Our results not in agreement with the results obtained by Deeva et al. 2010 [4], whom found no significant correlation between psoriasis severity assessed by PASI (Psoriasis Area and Severity Index) and levels of (TNF)-alpha, and other cytokines.

Rosanne, et al, 2009 [16] reported that CD26 expression may have a crucial role and might function as a marker correlating with disease activity in the pathogenesis of psoriasis, which against our results showing significant positive correlation between PASI and TNF-α but not with CD26.
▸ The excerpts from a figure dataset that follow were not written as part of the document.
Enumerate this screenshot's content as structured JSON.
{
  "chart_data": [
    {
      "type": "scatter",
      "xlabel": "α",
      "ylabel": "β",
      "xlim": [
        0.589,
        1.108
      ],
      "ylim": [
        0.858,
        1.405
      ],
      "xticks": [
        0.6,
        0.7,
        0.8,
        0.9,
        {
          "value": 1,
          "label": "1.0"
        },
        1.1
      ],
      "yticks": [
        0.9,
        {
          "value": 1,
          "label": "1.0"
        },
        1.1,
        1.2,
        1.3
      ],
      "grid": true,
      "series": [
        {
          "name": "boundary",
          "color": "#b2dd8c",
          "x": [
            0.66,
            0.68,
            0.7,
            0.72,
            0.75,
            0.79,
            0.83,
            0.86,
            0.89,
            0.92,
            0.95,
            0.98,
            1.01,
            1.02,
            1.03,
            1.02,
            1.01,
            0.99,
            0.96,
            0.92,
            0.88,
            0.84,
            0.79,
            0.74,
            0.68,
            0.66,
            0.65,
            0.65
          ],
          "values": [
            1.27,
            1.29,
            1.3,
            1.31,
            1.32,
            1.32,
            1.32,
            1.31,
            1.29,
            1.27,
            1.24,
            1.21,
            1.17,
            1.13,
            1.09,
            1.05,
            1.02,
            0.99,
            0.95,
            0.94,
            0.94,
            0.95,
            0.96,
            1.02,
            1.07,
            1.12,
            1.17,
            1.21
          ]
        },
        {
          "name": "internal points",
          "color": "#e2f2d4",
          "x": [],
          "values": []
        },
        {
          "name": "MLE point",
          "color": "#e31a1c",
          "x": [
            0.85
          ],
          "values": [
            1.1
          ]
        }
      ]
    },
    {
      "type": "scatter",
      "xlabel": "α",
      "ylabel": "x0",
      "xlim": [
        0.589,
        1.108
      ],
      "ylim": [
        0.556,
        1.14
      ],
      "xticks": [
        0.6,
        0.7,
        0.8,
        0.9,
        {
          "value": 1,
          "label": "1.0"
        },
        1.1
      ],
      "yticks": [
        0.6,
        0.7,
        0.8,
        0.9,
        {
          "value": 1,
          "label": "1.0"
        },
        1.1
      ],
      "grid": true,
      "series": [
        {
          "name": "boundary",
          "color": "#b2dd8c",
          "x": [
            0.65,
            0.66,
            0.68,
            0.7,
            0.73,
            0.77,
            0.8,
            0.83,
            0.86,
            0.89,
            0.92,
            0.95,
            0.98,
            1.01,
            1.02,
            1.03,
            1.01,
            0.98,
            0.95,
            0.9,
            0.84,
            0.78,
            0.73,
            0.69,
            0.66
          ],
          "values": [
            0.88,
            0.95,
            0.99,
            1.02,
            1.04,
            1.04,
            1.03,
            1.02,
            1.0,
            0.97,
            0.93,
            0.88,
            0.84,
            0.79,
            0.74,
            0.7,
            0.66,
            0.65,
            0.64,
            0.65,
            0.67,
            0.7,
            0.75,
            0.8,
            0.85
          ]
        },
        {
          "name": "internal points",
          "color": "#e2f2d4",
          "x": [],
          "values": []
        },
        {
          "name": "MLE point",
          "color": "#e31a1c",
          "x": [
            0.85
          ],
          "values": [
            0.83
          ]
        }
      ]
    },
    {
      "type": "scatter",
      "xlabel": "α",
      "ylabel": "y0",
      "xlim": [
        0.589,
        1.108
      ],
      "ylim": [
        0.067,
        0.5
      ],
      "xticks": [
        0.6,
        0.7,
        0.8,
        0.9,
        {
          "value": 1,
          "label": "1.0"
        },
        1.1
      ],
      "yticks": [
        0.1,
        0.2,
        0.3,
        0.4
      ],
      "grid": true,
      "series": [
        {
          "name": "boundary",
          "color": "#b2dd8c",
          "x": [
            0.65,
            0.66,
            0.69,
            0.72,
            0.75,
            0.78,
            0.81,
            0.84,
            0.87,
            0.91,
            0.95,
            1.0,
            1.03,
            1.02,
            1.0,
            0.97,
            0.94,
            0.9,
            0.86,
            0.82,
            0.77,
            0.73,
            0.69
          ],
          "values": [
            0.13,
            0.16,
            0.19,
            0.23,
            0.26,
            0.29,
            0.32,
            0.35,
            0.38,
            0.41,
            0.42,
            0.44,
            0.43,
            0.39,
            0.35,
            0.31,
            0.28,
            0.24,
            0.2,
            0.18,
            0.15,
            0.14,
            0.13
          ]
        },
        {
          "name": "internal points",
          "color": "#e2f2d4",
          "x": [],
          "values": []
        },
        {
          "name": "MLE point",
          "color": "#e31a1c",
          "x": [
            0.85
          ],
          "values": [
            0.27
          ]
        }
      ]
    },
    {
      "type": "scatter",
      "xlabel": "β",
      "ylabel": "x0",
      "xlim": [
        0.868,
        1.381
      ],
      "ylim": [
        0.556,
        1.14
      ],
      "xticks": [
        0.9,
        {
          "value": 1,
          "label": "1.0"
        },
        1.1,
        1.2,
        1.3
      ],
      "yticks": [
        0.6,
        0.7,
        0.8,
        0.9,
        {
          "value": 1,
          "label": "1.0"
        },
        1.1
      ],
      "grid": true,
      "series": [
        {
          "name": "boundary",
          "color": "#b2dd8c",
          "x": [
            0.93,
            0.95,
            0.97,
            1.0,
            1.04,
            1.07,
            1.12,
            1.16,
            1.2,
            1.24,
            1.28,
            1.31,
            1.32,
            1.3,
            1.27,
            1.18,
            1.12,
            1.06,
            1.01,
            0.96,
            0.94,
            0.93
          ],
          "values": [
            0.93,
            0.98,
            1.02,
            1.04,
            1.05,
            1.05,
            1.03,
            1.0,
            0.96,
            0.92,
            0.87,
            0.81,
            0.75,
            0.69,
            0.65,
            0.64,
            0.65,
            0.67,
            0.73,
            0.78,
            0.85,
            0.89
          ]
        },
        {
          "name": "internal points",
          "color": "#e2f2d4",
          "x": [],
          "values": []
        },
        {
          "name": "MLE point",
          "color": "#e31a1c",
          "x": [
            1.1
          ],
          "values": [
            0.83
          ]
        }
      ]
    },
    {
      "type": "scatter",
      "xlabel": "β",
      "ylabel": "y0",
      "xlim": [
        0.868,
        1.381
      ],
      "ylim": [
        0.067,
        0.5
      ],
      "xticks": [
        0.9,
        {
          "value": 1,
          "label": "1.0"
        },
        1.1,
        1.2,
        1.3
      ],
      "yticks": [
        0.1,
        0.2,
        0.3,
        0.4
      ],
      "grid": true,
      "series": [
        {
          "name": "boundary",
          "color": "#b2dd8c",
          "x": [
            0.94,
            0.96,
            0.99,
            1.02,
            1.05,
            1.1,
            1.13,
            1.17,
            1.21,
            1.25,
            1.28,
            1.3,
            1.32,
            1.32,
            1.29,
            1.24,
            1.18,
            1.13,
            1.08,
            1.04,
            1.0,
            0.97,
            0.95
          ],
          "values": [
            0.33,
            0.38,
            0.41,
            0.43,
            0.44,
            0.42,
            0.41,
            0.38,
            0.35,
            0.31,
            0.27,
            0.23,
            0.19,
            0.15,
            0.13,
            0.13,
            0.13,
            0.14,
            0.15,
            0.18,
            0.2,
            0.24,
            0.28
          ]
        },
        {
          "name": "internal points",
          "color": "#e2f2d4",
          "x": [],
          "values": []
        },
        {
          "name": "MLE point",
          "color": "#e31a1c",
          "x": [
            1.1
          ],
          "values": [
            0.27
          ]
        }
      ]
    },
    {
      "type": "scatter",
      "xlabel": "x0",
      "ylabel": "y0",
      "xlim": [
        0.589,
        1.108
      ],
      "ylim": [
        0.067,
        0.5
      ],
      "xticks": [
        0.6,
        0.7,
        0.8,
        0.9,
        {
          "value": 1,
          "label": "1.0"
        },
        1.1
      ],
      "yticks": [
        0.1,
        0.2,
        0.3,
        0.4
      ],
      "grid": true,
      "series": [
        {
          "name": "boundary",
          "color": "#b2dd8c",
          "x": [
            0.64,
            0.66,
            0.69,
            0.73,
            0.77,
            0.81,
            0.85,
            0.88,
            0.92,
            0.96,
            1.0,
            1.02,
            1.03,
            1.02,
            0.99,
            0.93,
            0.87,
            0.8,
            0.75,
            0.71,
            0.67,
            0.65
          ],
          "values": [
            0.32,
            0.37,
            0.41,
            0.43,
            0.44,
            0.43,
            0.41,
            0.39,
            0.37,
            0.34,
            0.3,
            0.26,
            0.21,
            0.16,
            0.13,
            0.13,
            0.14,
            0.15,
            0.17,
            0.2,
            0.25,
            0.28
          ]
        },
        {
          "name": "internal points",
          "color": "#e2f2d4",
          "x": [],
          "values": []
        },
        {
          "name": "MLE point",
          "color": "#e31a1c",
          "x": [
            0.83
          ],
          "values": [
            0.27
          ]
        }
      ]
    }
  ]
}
There is no significant correlation between PASI and CD26 and TNFα in PSA patients. Our results were in agreement of Mastroiann, et al 2005 [10] who found that PASI was not correlated with TNF-alpha in the serum of PsA patients.

5. Conclusions

- We found that sCD26 levels are significantly lower in patients with psoriasis and psoriatic arthritis. On the other hand, serum level of TNF-α are significantly elevated in patients suffering from Ps and PsA. With increase of the severity of the disease, TNF-α is significantly elevated in PsA patients than in Ps which is attributed to the role of these cytokines in the pathogenesis and progression of psoriasis and its elevation is responsible for the development, maintenance and resolution of psoriatic lesion.